No. 111, in schedule 7, page 102, line 14, after ‘embryo)’ insert

‘or would require such consent but for paragraphs 15B and 15F of that Schedule’.

No. 112, in schedule 7, page 102, line 18, leave out from beginning to ‘in’ in line 21 and insert

‘requirements imposed by Schedule 3 to the Human Fertilisation and Embryology Act 1990’.

No. 113, in schedule 7, page 102, line 28, at end insert

‘or would require such consent but for paragraphs 15B and 15F of that Schedule’.

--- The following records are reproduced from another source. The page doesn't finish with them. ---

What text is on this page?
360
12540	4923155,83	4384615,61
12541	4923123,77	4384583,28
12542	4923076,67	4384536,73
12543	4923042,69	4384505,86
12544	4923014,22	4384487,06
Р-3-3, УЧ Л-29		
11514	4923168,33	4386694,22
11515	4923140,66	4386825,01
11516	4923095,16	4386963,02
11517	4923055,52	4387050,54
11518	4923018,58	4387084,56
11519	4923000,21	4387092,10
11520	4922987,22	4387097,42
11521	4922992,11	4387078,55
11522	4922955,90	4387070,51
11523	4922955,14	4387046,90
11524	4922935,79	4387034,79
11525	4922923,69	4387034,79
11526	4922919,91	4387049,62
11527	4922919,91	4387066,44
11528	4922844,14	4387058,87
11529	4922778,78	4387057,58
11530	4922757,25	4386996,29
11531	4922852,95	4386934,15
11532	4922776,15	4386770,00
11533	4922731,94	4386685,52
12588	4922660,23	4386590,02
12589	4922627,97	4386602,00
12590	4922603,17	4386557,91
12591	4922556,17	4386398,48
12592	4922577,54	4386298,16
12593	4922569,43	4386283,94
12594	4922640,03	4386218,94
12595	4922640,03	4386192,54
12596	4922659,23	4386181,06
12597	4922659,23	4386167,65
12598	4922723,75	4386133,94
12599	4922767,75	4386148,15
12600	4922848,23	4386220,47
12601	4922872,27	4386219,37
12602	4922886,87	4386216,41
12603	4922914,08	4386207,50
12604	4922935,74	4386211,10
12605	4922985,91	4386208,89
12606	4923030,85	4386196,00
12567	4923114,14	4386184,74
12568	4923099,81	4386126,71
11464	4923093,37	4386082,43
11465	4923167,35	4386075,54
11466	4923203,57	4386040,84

No. 114, in schedule 7, page 102, line 34, at end insert—

‘Mental Capacity Act 2005 (c. 9)

In section 30 of the Mental Capacity Act 2005 (research), after subsection (3) insert—

“(3A) Research is not intrusive to the extent that it consists of the use of a person’s human cells to bring about the creation in vitro of an embryo or human admixed embryo, or the subsequent storage or use of an embryo or human admixed embryo so created.

(3B) Expressions used in subsection (3A) and in Schedule 3 to the Human Fertilisation and Embryology Act 1990 (consents to use or storage of gametes, embryos or human admixed embryos etc.) have the same meaning in that subsection as in that Schedule.”’.—[Dawn Primarolo.]

Schedule 7, as amended, agreed to.

Clause 66 ordered to stand part of the Bill.